Die Kosten des Verfahrens erster Instanz werden der Antragstellerin zu 3/4 und dem Antragsgegner zu 1/4 auferlegt.
Die Gerichtskosten des Beschwerdeverfahrens haben die Antragstellerin und der Antragsgegner je zur Hälfte zu tragen.
Der Beschwerdewert wird auf zwischen 501 € und 1.000 € festgesetzt.
I.
Die Antragstellerin begehrte zunächst vor dem Amtsgericht … die Feststellung, dass Herr S… O… Vater ihres am ….1.2012 geborenen Sohnes sei. Das Amtsgericht … holte ein Abstammungsgutachten ein, das zu dem Ergebnis kam, Herr S… O…sei als Vater ausgeschlossen. Daraufhin nahm die Antragstellerin ihren Antrag zurück. Durch Beschluss vom 7.6.2012 (144 F 2538/12) legte das Amtsgericht … der Antragstellerin die Verfahrenskosten mit der Begründung auf, sie habe schuldhaft unwahre Angaben gemacht, indem sie ausdrücklich erklärt habe, in der Empfängniszeit nur Herrn S… O… beigewohnt zu haben, obwohl sie nach dem Ergebnis des Gutachtens noch mit einer weiteren Person Verkehr gehabt haben müsse.

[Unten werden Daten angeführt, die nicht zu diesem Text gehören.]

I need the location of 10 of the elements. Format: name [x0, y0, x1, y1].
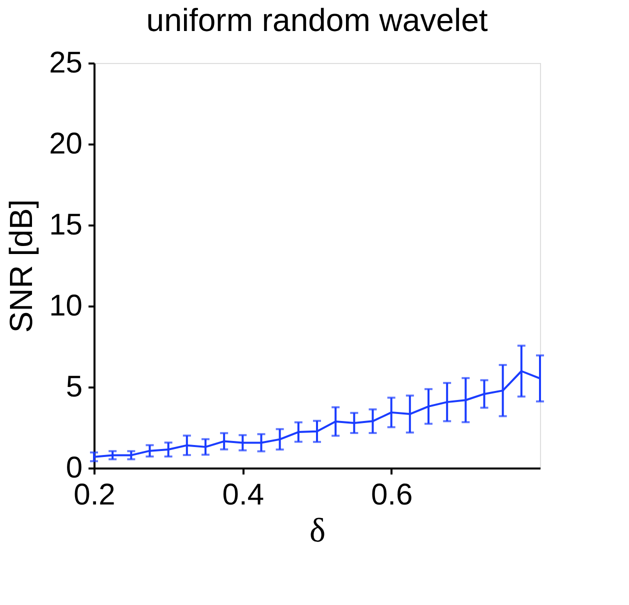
x-tick-label: 0.6 [370, 478, 413, 512]
y-tick-label: 10 [49, 290, 82, 322]
x-tick-label: 0.4 [222, 478, 264, 512]
y-tick-label: 5 [66, 370, 82, 404]
y-axis-title: SNR [dB] [3, 199, 40, 333]
y-tick-label: 20 [49, 128, 82, 160]
y-tick-label: 15 [49, 208, 82, 242]
x-axis-title: δ [309, 512, 326, 550]
chart-title: uniform random wavelet [146, 2, 488, 38]
y-tick-label: 25 [49, 46, 82, 80]
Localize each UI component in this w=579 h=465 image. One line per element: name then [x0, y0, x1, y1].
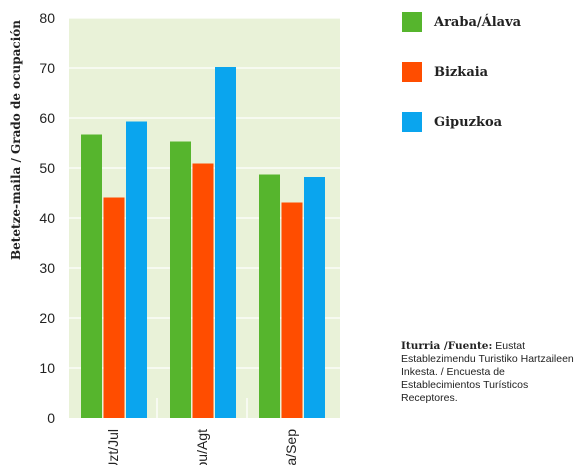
- y-tick-label: 50: [39, 160, 55, 176]
- y-axis: 0 10 20 30 40 50 60 70 80: [39, 10, 55, 426]
- bar-araba-lava-1: [81, 134, 102, 418]
- x-tick-label: Ira/Sep: [283, 429, 299, 465]
- legend-item-araba: Araba/Álava: [402, 12, 521, 32]
- legend-label-bizkaia: Bizkaia: [434, 64, 489, 80]
- y-tick-label: 10: [39, 360, 55, 376]
- legend-label-gipuzkoa: Gipuzkoa: [434, 114, 503, 130]
- bar-gipuzkoa-3: [304, 177, 325, 418]
- x-tick-label: Uzt/Jul: [105, 429, 121, 465]
- source-label: Iturria /Fuente:: [401, 340, 493, 352]
- legend-item-gipuzkoa: Gipuzkoa: [402, 112, 521, 132]
- y-tick-label: 60: [39, 110, 55, 126]
- legend-swatch-gipuzkoa: [402, 112, 422, 132]
- bar-gipuzkoa-2: [215, 67, 236, 418]
- y-tick-label: 30: [39, 260, 55, 276]
- source-text: Eustat Establezimendu Turistiko Hartzail…: [401, 340, 574, 404]
- legend-label-araba: Araba/Álava: [434, 14, 522, 30]
- legend-swatch-araba: [402, 12, 422, 32]
- x-axis: Uzt/Jul Abu/Agt Ira/Sep: [105, 429, 299, 465]
- bar-bizkaia-1: [103, 197, 125, 418]
- source-note: Iturria /Fuente: Eustat Establezimendu T…: [401, 340, 577, 405]
- bar-bizkaia-3: [281, 202, 303, 418]
- y-axis-label: Betetze-maila / Grado de ocupación: [9, 20, 23, 260]
- y-tick-label: 20: [39, 310, 55, 326]
- y-tick-label: 0: [47, 410, 55, 426]
- bar-araba-lava-3: [259, 174, 280, 418]
- bar-gipuzkoa-1: [126, 121, 147, 418]
- x-tick-label: Abu/Agt: [194, 429, 210, 465]
- bar-bizkaia-2: [192, 163, 214, 418]
- legend-swatch-bizkaia: [402, 62, 422, 82]
- legend: Araba/Álava Bizkaia Gipuzkoa: [402, 12, 521, 162]
- y-tick-label: 70: [39, 60, 55, 76]
- y-tick-label: 40: [39, 210, 55, 226]
- y-tick-label: 80: [39, 10, 55, 26]
- bar-araba-lava-2: [170, 141, 191, 418]
- bars: [81, 67, 325, 418]
- legend-item-bizkaia: Bizkaia: [402, 62, 521, 82]
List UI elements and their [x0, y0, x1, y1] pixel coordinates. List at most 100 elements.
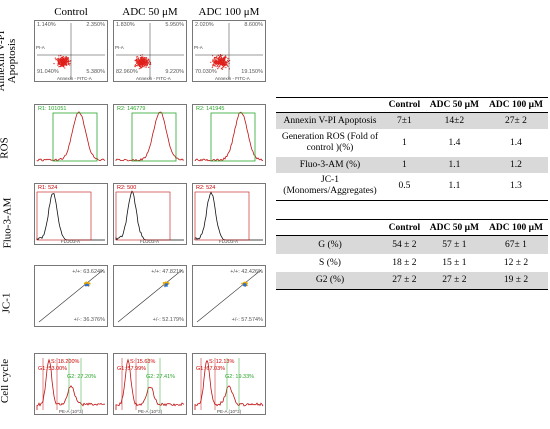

Das vorliegende Verfahren hat die Antragstellerin unter dem 24.5.2016 mit dem Ziel eingeleitet, festzustellen, dass der Antragsgegner der Vater ihres Sohnes sei. Zur Begründung hat sie ausgeführt, in der gesetzlichen Empfängniszeit mit dem Antragsgegner zwei- bis dreimal Geschlechtsverkehr gehabt zu haben. Daneben habe sie in der gesetzlichen Empfängniszeit eine intime Beziehung zu Herrn S… O…unterhalten, dessen Vaterschaft aufgrund des vom Amtsgericht … eingeholten Abstammungsgutachtens ausgeschlossen sei. Andere Personen kämen als Vater ihres Sohnes nicht in Betracht. Als sie dem Antragsgegner mitgeteilt habe, dass sie schwanger sei und das Kind von ihm sein könne, habe er mitgeteilt, dass er mit der Sache nichts zu tun haben wolle. Er sei auch nicht bereit gewesen, an einem privaten Vaterschaftstest mitzuwirken. Auf ein Schreiben des Jugendamtes … als damaliger Beistand, das die Klärung der Vaterschaft zum Ziel gehabt habe, habe der Antragsgegner ebenfalls nicht reagiert.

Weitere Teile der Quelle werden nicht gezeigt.